I didn’t think about boys then. I was sent to an all girls school to work hard, become a lady. I had a blue uniform for winter and a lighter, checked one for spring. I told people I would never marry. Then, from no where, Charles’ hands were wrapped around my hips. He had sprung from behind. One charged leap. His head rammed into my back, and I too was off my feet. We were together, horizontal for one long, long minute flying through a field in Wainscott. Charles’ clammy boy fingers, nails packed with dirt, held tight to the loops of my corduroy waist band. We were together. Higher than the yellow fields, the shingled roofs, the one heavy cloud in its perfect blue bowl, the undone essay due on Monday, the forgotten beaded purse on the jitney floor. A charge that started in my stomach with roller coaster horror ignited something unknown into terrifying ecstasy. We hit the ground almost soundlessly. Then there we were. The chase was over. Now what? Neither of us knew. Charles’ heart beat into my back. Was I supposed to be mad? Push him off ? His face peered over into mine. Chocolate cherry breath. “You okay?” He no longer looked like that spaniel in the last bit of sun. Maybe I would marry some day. I didn’t want to end up like the gym teacher.
Dinner that night was at a long farmhouse table. I was seated to Mr. Wahlers’ right. He took my hand and I took Charles’ as he said a short prayer before we ate. He was thankful for…Was it a smirk from Charles or a kick under the table from Elizabeth? I started to laugh, and I couldn’t stop. Mr Wahlers squeezed harder. Closed my hand more fully into his. But it was hopeless. Tears ran down my face. I was laughing. I was crying. I didn’t want to let go. Then everyone was laughing at what, no one knew, but finally Mr. Wahlers prayed aloud that I would be able to stop so we could eat. When I opened my eyes he said, did anyone notice? My eyes, they were shaped just like almonds. Heat rushed to my face.

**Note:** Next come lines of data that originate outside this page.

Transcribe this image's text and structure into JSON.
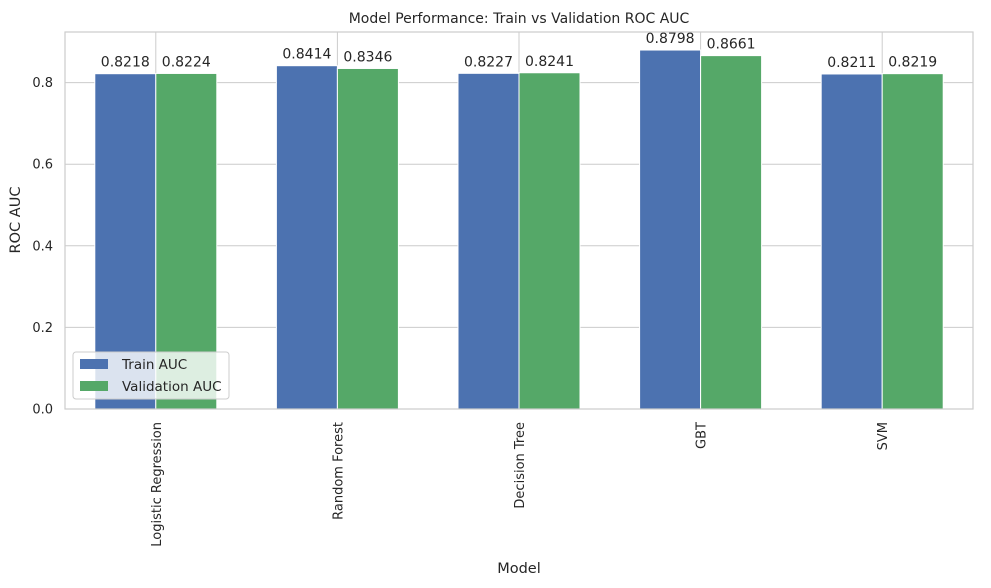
{
  "chart_data": {
    "type": "bar",
    "title": "Model Performance: Train vs Validation ROC AUC",
    "xlabel": "Model",
    "ylabel": "ROC AUC",
    "categories": [
      "Logistic Regression",
      "Random Forest",
      "Decision Tree",
      "GBT",
      "SVM"
    ],
    "series": [
      {
        "name": "Train AUC",
        "color": "#4c72b0",
        "values": [
          0.8218,
          0.8414,
          0.8227,
          0.8798,
          0.8211
        ]
      },
      {
        "name": "Validation AUC",
        "color": "#55a868",
        "values": [
          0.8224,
          0.8346,
          0.8241,
          0.8661,
          0.8219
        ]
      }
    ],
    "data_labels": [
      [
        "0.8218",
        "0.8414",
        "0.8227",
        "0.8798",
        "0.8211"
      ],
      [
        "0.8224",
        "0.8346",
        "0.8241",
        "0.8661",
        "0.8219"
      ]
    ],
    "ylim": [
      0,
      0.924
    ],
    "yticks": [
      "0.0",
      "0.2",
      "0.4",
      "0.6",
      "0.8"
    ],
    "ytick_values": [
      0,
      0.2,
      0.4,
      0.6,
      0.8
    ],
    "grid": true,
    "legend_position": "lower-left",
    "xtick_rotation": "vertical"
  }
}
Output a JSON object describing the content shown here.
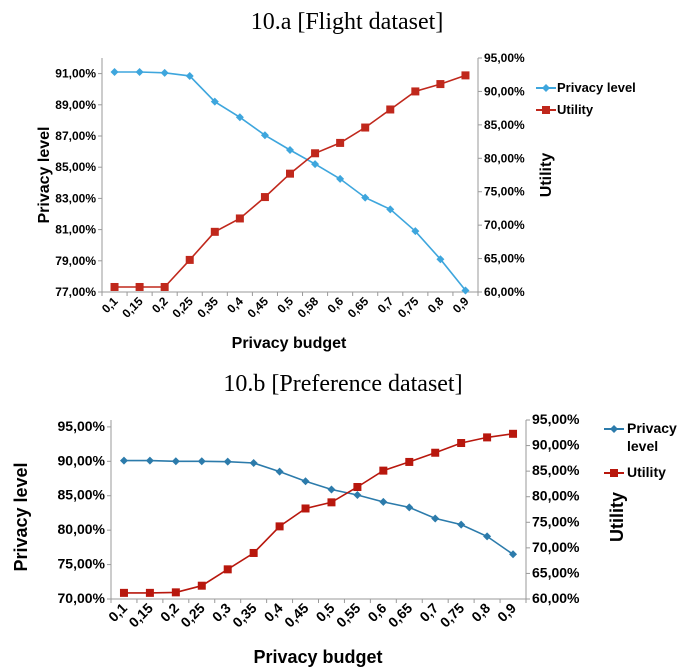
{
  "chart_data": [
    {
      "type": "line",
      "title": "10.a [Flight dataset]",
      "xlabel": "Privacy budget",
      "ylabel": "Privacy level",
      "y2label": "Utility",
      "categories": [
        "0,1",
        "0,15",
        "0,2",
        "0,25",
        "0,35",
        "0,4",
        "0,45",
        "0,5",
        "0,58",
        "0,6",
        "0,65",
        "0,7",
        "0,75",
        "0,8",
        "0,9"
      ],
      "ylim": [
        77,
        92
      ],
      "y_ticks": [
        "77,00%",
        "79,00%",
        "81,00%",
        "83,00%",
        "85,00%",
        "87,00%",
        "89,00%",
        "91,00%"
      ],
      "y2lim": [
        60,
        95
      ],
      "y2_ticks": [
        "60,00%",
        "65,00%",
        "70,00%",
        "75,00%",
        "80,00%",
        "85,00%",
        "90,00%",
        "95,00%"
      ],
      "grid": false,
      "legend_position": "top-right",
      "series": [
        {
          "name": "Privacy level",
          "axis": "left",
          "color": "#3ea6dd",
          "marker": "diamond",
          "values": [
            91.1,
            91.1,
            91.05,
            90.85,
            89.2,
            88.2,
            87.05,
            86.1,
            85.2,
            84.25,
            83.05,
            82.3,
            80.9,
            79.1,
            77.1
          ]
        },
        {
          "name": "Utility",
          "axis": "right",
          "color": "#c0281c",
          "marker": "square",
          "values": [
            60.75,
            60.75,
            60.75,
            64.8,
            69,
            71,
            74.2,
            77.7,
            80.75,
            82.3,
            84.6,
            87.3,
            90,
            91.1,
            92.4
          ]
        }
      ]
    },
    {
      "type": "line",
      "title": "10.b [Preference dataset]",
      "xlabel": "Privacy budget",
      "ylabel": "Privacy level",
      "y2label": "Utility",
      "categories": [
        "0,1",
        "0,15",
        "0,2",
        "0,25",
        "0,3",
        "0,35",
        "0,4",
        "0,45",
        "0,5",
        "0,55",
        "0,6",
        "0,65",
        "0,7",
        "0,75",
        "0,8",
        "0,9"
      ],
      "ylim": [
        70,
        96
      ],
      "y_ticks": [
        "70,00%",
        "75,00%",
        "80,00%",
        "85,00%",
        "90,00%",
        "95,00%"
      ],
      "y2lim": [
        60,
        95
      ],
      "y2_ticks": [
        "60,00%",
        "65,00%",
        "70,00%",
        "75,00%",
        "80,00%",
        "85,00%",
        "90,00%",
        "95,00%"
      ],
      "grid": false,
      "legend_position": "top-right",
      "series": [
        {
          "name": "Privacy level",
          "axis": "left",
          "color": "#2c7bab",
          "marker": "diamond",
          "values": [
            90.1,
            90.1,
            90.0,
            90.0,
            89.95,
            89.75,
            88.5,
            87.1,
            85.9,
            85.1,
            84.1,
            83.3,
            81.7,
            80.8,
            79.1,
            76.5
          ]
        },
        {
          "name": "Utility",
          "axis": "right",
          "color": "#b8170d",
          "marker": "square",
          "values": [
            61.2,
            61.2,
            61.3,
            62.6,
            65.8,
            69,
            74.2,
            77.7,
            78.9,
            81.9,
            85.1,
            86.8,
            88.6,
            90.5,
            91.6,
            92.3
          ]
        }
      ]
    }
  ]
}
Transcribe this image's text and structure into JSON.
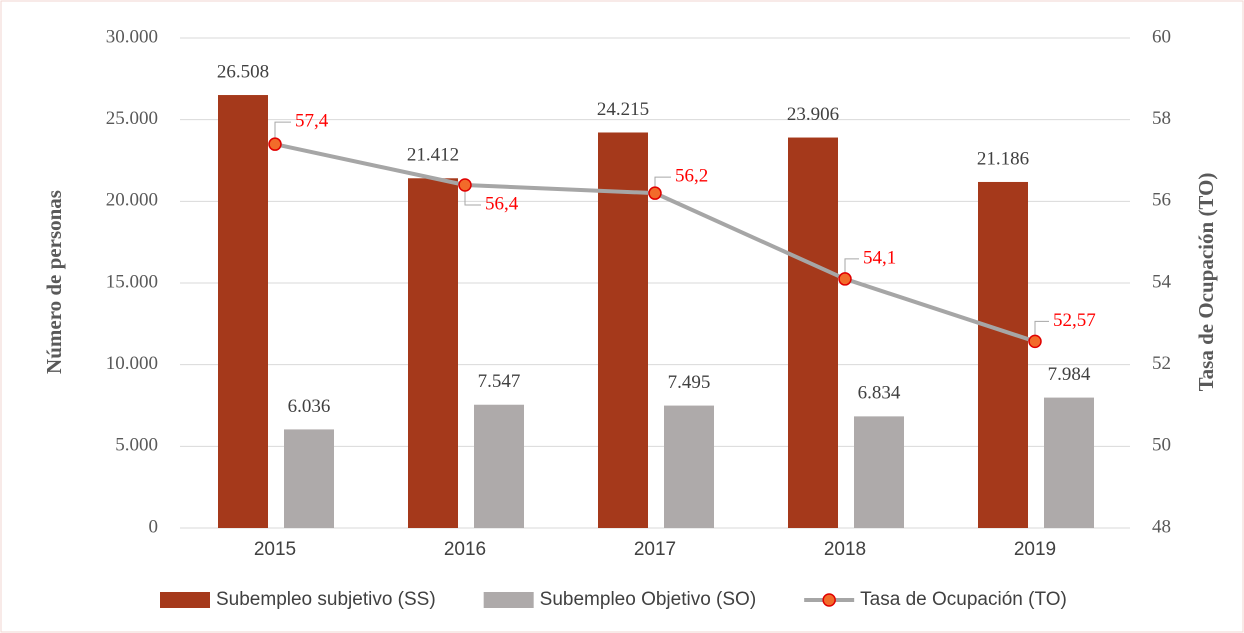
{
  "chart_data": {
    "type": "bar",
    "categories": [
      "2015",
      "2016",
      "2017",
      "2018",
      "2019"
    ],
    "series": [
      {
        "name": "Subempleo subjetivo (SS)",
        "type": "bar",
        "color": "#a5391b",
        "values": [
          26508,
          21412,
          24215,
          23906,
          21186
        ],
        "value_labels": [
          "26.508",
          "21.412",
          "24.215",
          "23.906",
          "21.186"
        ]
      },
      {
        "name": "Subempleo Objetivo (SO)",
        "type": "bar",
        "color": "#aeaaaa",
        "values": [
          6036,
          7547,
          7495,
          6834,
          7984
        ],
        "value_labels": [
          "6.036",
          "7.547",
          "7.495",
          "6.834",
          "7.984"
        ]
      },
      {
        "name": "Tasa de Ocupación (TO)",
        "type": "line",
        "axis": "y2",
        "color": "#a6a6a6",
        "marker_color": "#f26b2a",
        "label_color": "#ff0000",
        "values": [
          57.4,
          56.4,
          56.2,
          54.1,
          52.57
        ],
        "value_labels": [
          "57,4",
          "56,4",
          "56,2",
          "54,1",
          "52,57"
        ]
      }
    ],
    "ylabel": "Número de personas",
    "y2label": "Tasa de Ocupación (TO)",
    "ylim": [
      0,
      30000
    ],
    "yticks": [
      0,
      {
        "value": 5000,
        "label": "5.000"
      },
      {
        "value": 10000,
        "label": "10.000"
      },
      {
        "value": 15000,
        "label": "15.000"
      },
      {
        "value": 20000,
        "label": "20.000"
      },
      {
        "value": 25000,
        "label": "25.000"
      },
      {
        "value": 30000,
        "label": "30.000"
      }
    ],
    "y2lim": [
      48,
      60
    ],
    "y2ticks": [
      48,
      50,
      52,
      54,
      56,
      58,
      60
    ],
    "grid": true,
    "legend": "bottom"
  }
}
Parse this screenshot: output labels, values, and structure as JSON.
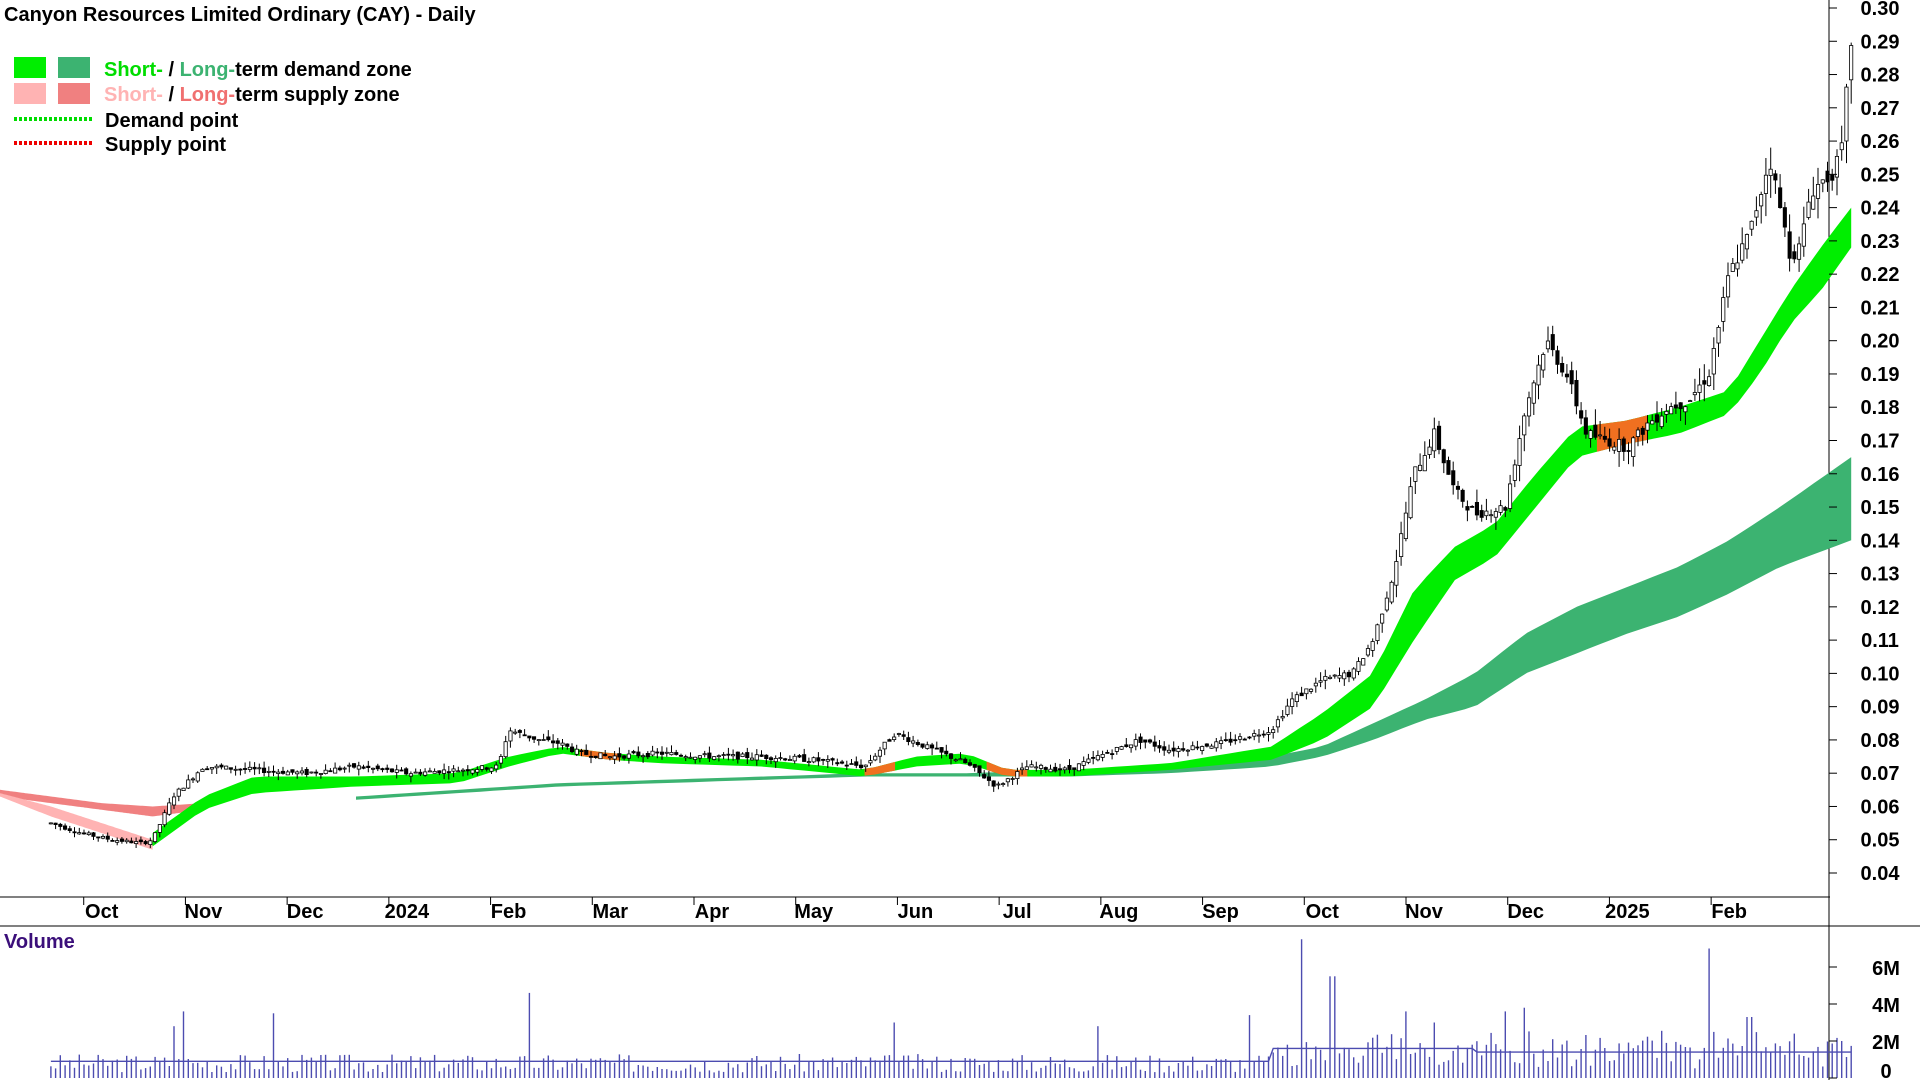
{
  "title": "Canyon Resources Limited Ordinary (CAY) - Daily",
  "legend": {
    "zone_demand": {
      "short": "Short-",
      "sep": " / ",
      "long": "Long-",
      "rest": "term demand zone"
    },
    "zone_supply": {
      "short": "Short-",
      "sep": " / ",
      "long": "Long-",
      "rest": "term supply zone"
    },
    "demand_point": "Demand point",
    "supply_point": "Supply point"
  },
  "colors": {
    "short_demand": "#00ee00",
    "long_demand": "#3cb371",
    "short_supply": "#ffb3b3",
    "long_supply": "#f08080",
    "cross_zone": "#f07020",
    "candle": "#000000",
    "volume": "#4c4cb0"
  },
  "volume_label": "Volume",
  "chart_data": [
    {
      "type": "candlestick",
      "title": "Canyon Resources Limited Ordinary (CAY) - Daily",
      "ylim": [
        0.035,
        0.3
      ],
      "y_ticks": [
        "0.30",
        "0.29",
        "0.28",
        "0.27",
        "0.26",
        "0.25",
        "0.24",
        "0.23",
        "0.22",
        "0.21",
        "0.20",
        "0.19",
        "0.18",
        "0.17",
        "0.16",
        "0.15",
        "0.14",
        "0.13",
        "0.12",
        "0.11",
        "0.10",
        "0.09",
        "0.08",
        "0.07",
        "0.06",
        "0.05",
        "0.04"
      ],
      "x_ticks": [
        "Oct",
        "Nov",
        "Dec",
        "2024",
        "Feb",
        "Mar",
        "Apr",
        "May",
        "Jun",
        "Jul",
        "Aug",
        "Sep",
        "Oct",
        "Nov",
        "Dec",
        "2025",
        "Feb"
      ],
      "tick_months": [
        0.5,
        1.5,
        2.5,
        3.5,
        4.5,
        5.5,
        6.5,
        7.5,
        8.5,
        9.5,
        10.5,
        11.5,
        12.5,
        13.5,
        14.5,
        15.5,
        16.5
      ],
      "months_span": [
        -0.5,
        17.0
      ],
      "price_path": [
        [
          0,
          0.055
        ],
        [
          0.3,
          0.052
        ],
        [
          0.6,
          0.05
        ],
        [
          0.9,
          0.049
        ],
        [
          1.0,
          0.05
        ],
        [
          1.2,
          0.063
        ],
        [
          1.5,
          0.072
        ],
        [
          2,
          0.071
        ],
        [
          2.5,
          0.07
        ],
        [
          3,
          0.072
        ],
        [
          3.5,
          0.07
        ],
        [
          4,
          0.071
        ],
        [
          4.4,
          0.072
        ],
        [
          4.5,
          0.083
        ],
        [
          4.8,
          0.08
        ],
        [
          5,
          0.079
        ],
        [
          5.2,
          0.076
        ],
        [
          5.5,
          0.075
        ],
        [
          6,
          0.076
        ],
        [
          6.5,
          0.075
        ],
        [
          7,
          0.075
        ],
        [
          7.5,
          0.074
        ],
        [
          8,
          0.072
        ],
        [
          8.3,
          0.082
        ],
        [
          8.6,
          0.078
        ],
        [
          9,
          0.073
        ],
        [
          9.3,
          0.066
        ],
        [
          9.6,
          0.072
        ],
        [
          10,
          0.071
        ],
        [
          10.3,
          0.075
        ],
        [
          10.7,
          0.08
        ],
        [
          11,
          0.077
        ],
        [
          11.5,
          0.079
        ],
        [
          12,
          0.083
        ],
        [
          12.2,
          0.092
        ],
        [
          12.5,
          0.098
        ],
        [
          12.8,
          0.1
        ],
        [
          13.0,
          0.11
        ],
        [
          13.2,
          0.13
        ],
        [
          13.4,
          0.16
        ],
        [
          13.6,
          0.172
        ],
        [
          13.8,
          0.155
        ],
        [
          14,
          0.148
        ],
        [
          14.3,
          0.15
        ],
        [
          14.5,
          0.18
        ],
        [
          14.7,
          0.2
        ],
        [
          14.9,
          0.19
        ],
        [
          15.1,
          0.172
        ],
        [
          15.3,
          0.17
        ],
        [
          15.5,
          0.168
        ],
        [
          15.7,
          0.175
        ],
        [
          15.9,
          0.18
        ],
        [
          16.1,
          0.182
        ],
        [
          16.3,
          0.19
        ],
        [
          16.5,
          0.22
        ],
        [
          16.7,
          0.232
        ],
        [
          16.9,
          0.255
        ],
        [
          17.0,
          0.24
        ],
        [
          17.1,
          0.226
        ],
        [
          17.2,
          0.228
        ],
        [
          17.3,
          0.245
        ],
        [
          17.5,
          0.25
        ],
        [
          17.6,
          0.255
        ],
        [
          17.7,
          0.29
        ]
      ],
      "short_demand_upper": [
        [
          1,
          0.052
        ],
        [
          1.5,
          0.063
        ],
        [
          2,
          0.069
        ],
        [
          3,
          0.069
        ],
        [
          4,
          0.07
        ],
        [
          4.5,
          0.075
        ],
        [
          5,
          0.078
        ],
        [
          5.5,
          0.076
        ],
        [
          6,
          0.075
        ],
        [
          7,
          0.074
        ],
        [
          8,
          0.071
        ],
        [
          8.5,
          0.075
        ],
        [
          9,
          0.076
        ],
        [
          9.4,
          0.071
        ],
        [
          10,
          0.071
        ],
        [
          11,
          0.073
        ],
        [
          12,
          0.078
        ],
        [
          12.5,
          0.088
        ],
        [
          13,
          0.1
        ],
        [
          13.4,
          0.125
        ],
        [
          13.8,
          0.138
        ],
        [
          14.2,
          0.145
        ],
        [
          14.6,
          0.16
        ],
        [
          15,
          0.174
        ],
        [
          15.5,
          0.176
        ],
        [
          16,
          0.18
        ],
        [
          16.5,
          0.185
        ],
        [
          16.8,
          0.2
        ],
        [
          17.1,
          0.215
        ],
        [
          17.4,
          0.228
        ],
        [
          17.7,
          0.24
        ]
      ],
      "short_demand_lower": [
        [
          1,
          0.048
        ],
        [
          1.5,
          0.059
        ],
        [
          2,
          0.064
        ],
        [
          3,
          0.066
        ],
        [
          4,
          0.067
        ],
        [
          4.5,
          0.072
        ],
        [
          5,
          0.076
        ],
        [
          5.5,
          0.074
        ],
        [
          6,
          0.073
        ],
        [
          7,
          0.072
        ],
        [
          8,
          0.069
        ],
        [
          8.5,
          0.072
        ],
        [
          9,
          0.073
        ],
        [
          9.4,
          0.069
        ],
        [
          10,
          0.069
        ],
        [
          11,
          0.071
        ],
        [
          12,
          0.074
        ],
        [
          12.5,
          0.08
        ],
        [
          13,
          0.09
        ],
        [
          13.4,
          0.11
        ],
        [
          13.8,
          0.128
        ],
        [
          14.2,
          0.135
        ],
        [
          14.6,
          0.15
        ],
        [
          15,
          0.165
        ],
        [
          15.5,
          0.169
        ],
        [
          16,
          0.172
        ],
        [
          16.5,
          0.178
        ],
        [
          16.8,
          0.19
        ],
        [
          17.1,
          0.205
        ],
        [
          17.4,
          0.215
        ],
        [
          17.7,
          0.228
        ]
      ],
      "long_demand_upper": [
        [
          3,
          0.063
        ],
        [
          4,
          0.065
        ],
        [
          5,
          0.067
        ],
        [
          6,
          0.068
        ],
        [
          7,
          0.069
        ],
        [
          8,
          0.07
        ],
        [
          9,
          0.07
        ],
        [
          10,
          0.071
        ],
        [
          11,
          0.072
        ],
        [
          12,
          0.075
        ],
        [
          12.5,
          0.078
        ],
        [
          13,
          0.085
        ],
        [
          13.5,
          0.092
        ],
        [
          14,
          0.1
        ],
        [
          14.5,
          0.112
        ],
        [
          15,
          0.12
        ],
        [
          15.5,
          0.126
        ],
        [
          16,
          0.132
        ],
        [
          16.5,
          0.14
        ],
        [
          17,
          0.15
        ],
        [
          17.7,
          0.165
        ]
      ],
      "long_demand_lower": [
        [
          3,
          0.062
        ],
        [
          4,
          0.064
        ],
        [
          5,
          0.066
        ],
        [
          6,
          0.067
        ],
        [
          7,
          0.068
        ],
        [
          8,
          0.069
        ],
        [
          9,
          0.069
        ],
        [
          10,
          0.069
        ],
        [
          11,
          0.07
        ],
        [
          12,
          0.072
        ],
        [
          12.5,
          0.075
        ],
        [
          13,
          0.08
        ],
        [
          13.5,
          0.086
        ],
        [
          14,
          0.09
        ],
        [
          14.5,
          0.1
        ],
        [
          15,
          0.106
        ],
        [
          15.5,
          0.112
        ],
        [
          16,
          0.117
        ],
        [
          16.5,
          0.124
        ],
        [
          17,
          0.132
        ],
        [
          17.7,
          0.14
        ]
      ],
      "short_supply_upper": [
        [
          -0.5,
          0.064
        ],
        [
          0,
          0.06
        ],
        [
          0.5,
          0.055
        ],
        [
          1.0,
          0.05
        ]
      ],
      "short_supply_lower": [
        [
          -0.5,
          0.063
        ],
        [
          0,
          0.057
        ],
        [
          0.5,
          0.052
        ],
        [
          1.0,
          0.047
        ]
      ],
      "long_supply_upper": [
        [
          -0.5,
          0.065
        ],
        [
          0,
          0.063
        ],
        [
          0.5,
          0.061
        ],
        [
          1.0,
          0.06
        ],
        [
          1.5,
          0.061
        ]
      ],
      "long_supply_lower": [
        [
          -0.5,
          0.063
        ],
        [
          0,
          0.061
        ],
        [
          0.5,
          0.059
        ],
        [
          1.0,
          0.057
        ],
        [
          1.5,
          0.059
        ]
      ]
    },
    {
      "type": "bar",
      "title": "Volume",
      "ylim": [
        0,
        8000000
      ],
      "y_ticks": [
        "6M",
        "4M",
        "2M",
        "0"
      ],
      "y_tick_values": [
        6000000,
        4000000,
        2000000,
        0
      ],
      "spikes": [
        [
          1.2,
          2.8
        ],
        [
          1.3,
          3.6
        ],
        [
          2.2,
          3.5
        ],
        [
          4.7,
          4.6
        ],
        [
          8.3,
          3.0
        ],
        [
          10.3,
          2.8
        ],
        [
          11.8,
          3.4
        ],
        [
          12.3,
          7.5
        ],
        [
          12.6,
          5.5
        ],
        [
          13.3,
          3.6
        ],
        [
          13.6,
          3.0
        ],
        [
          14.3,
          3.6
        ],
        [
          14.5,
          3.8
        ],
        [
          16.3,
          7.0
        ],
        [
          16.7,
          3.3
        ],
        [
          17.6,
          2.0
        ]
      ],
      "average_level": 1.3
    }
  ]
}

Elizabeth and I shared a room off the kitchen with a secret staircase as we called it. The servants’ quarters. We had plans to sneak out during the night and explore as tough girls would do. Instead we shone our flashlights on the ceiling and played light tag. We whispered until Mrs. Wahlers knocked lightly on the door and said, “Girls, goodnight.” Tomorrow we would look for Indian heads or maybe walk to the water. We’d hide from the boys and build a house out of driftwood. We’d get our striped shirts extra dirty. I had fallen asleep.
“We don’t like boys, right?” Elizabeth said. She shone the flashlight straight into my eyes. Hers squinted back in defiance and panicked anger. Maybe just a little sadness. She was sitting straight up.
But there was a whole family behind those walls. Even asleep somewhere down the hallway, Mr. Wahlers in bed in his grey suit and hat, Mrs. Wahlers right beside him in the elephant dress and pumps. The heavy covers pulled just under their necks. No, every knot in each beam, every splinter in the wood said, This you will never lose. “Especially Charles and Frederick. Revolting.”
“Revolting ,”I said. “And we will definitely never marry them.”